Holmes v. Walton (New Jersey, 1780)
HOLMES v. WALTON (New Jersey, 1780)
Decided by the Supreme Court of New Jersey in 1780, this is the first alleged state precedent for judicial review. The case, which was unreported, is referred to in State v. Parkhurst, 4 Halsted 427, supposedly decided in 1802 but not reported until 1828, where the state court said that in Holmes a state act providing for trial by a six-man jury violated the state constitution. In fact, the act, which involved the seizure and forfeiture of goods traded with the enemy, provided for a trial by jury. New Jersey employed six-man juries in cases of small amounts (under six pounds) from colonial times to 1844, twelve-man juries in all other cases. The property in Holmes v.

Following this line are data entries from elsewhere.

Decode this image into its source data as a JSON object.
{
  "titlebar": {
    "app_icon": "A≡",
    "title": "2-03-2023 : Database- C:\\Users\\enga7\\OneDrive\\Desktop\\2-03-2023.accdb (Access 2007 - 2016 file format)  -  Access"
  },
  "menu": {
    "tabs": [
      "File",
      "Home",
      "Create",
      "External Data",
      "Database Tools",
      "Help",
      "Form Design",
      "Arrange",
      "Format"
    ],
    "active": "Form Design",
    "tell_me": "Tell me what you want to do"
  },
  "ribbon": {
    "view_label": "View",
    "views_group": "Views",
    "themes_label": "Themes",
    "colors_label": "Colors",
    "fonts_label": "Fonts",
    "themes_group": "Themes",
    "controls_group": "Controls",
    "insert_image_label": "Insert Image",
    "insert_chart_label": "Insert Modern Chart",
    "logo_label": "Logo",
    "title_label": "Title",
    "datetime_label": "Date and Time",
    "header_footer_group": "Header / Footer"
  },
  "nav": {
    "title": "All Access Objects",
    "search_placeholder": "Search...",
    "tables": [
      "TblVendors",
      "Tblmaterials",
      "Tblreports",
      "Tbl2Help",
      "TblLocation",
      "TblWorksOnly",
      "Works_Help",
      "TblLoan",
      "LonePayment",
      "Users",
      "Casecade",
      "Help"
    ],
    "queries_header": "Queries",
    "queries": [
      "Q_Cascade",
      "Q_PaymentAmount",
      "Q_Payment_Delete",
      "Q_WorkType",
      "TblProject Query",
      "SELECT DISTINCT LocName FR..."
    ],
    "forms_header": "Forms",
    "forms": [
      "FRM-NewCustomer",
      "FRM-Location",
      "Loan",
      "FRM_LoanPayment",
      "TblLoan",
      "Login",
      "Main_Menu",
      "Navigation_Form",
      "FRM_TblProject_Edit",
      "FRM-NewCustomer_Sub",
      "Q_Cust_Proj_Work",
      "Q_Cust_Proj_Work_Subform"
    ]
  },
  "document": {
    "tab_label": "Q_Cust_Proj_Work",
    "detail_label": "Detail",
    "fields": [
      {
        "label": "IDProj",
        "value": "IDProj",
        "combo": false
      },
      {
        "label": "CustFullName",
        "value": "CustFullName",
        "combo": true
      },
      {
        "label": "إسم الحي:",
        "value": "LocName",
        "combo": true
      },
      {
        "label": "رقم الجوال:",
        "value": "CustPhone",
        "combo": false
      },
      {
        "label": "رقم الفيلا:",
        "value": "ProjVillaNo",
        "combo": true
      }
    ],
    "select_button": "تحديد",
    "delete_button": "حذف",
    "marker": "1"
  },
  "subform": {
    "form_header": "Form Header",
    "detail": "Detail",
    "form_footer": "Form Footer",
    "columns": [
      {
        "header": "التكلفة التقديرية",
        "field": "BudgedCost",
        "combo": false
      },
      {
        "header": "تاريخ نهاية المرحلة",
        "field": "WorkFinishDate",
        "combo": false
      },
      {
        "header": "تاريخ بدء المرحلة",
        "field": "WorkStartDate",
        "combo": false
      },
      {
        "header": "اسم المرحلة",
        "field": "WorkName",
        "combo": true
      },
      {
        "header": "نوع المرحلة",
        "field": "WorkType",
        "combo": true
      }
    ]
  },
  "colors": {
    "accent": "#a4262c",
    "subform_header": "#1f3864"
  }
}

Walton being valued at $27,000, Holmes had a right to a trial by a twelve-man jury. The trial judge having allowed him only a six-man jury, Holmes contended not that the seizure act was unconstitutional but that the trial judge denied him a twelve-man jury to which he was entitled under the seizure act as well as under the state constitution; the high court so held. The constitutionality of the seizure act was not at issue, and there was no opinion given in which the court discussed, even by obiter dicta, its power to void an act for unconstitutionality. Soon after the decision of the case, which allowed Holmes a new trial by a jury of twelve members, disaffected citizens of the locality alleged in a petition to the state assembly that the high court of the state had held the seizure act unconstitutional. The legislature, however, supported the court by enacting in 1782 that in any suit exceeding six pounds trial by jury meant a jury of twelve. Somehow, a misleading view of the case originated in the 1780s and survived, making Holmes v. Walton a "precedent," however inauthentic, for judicial review.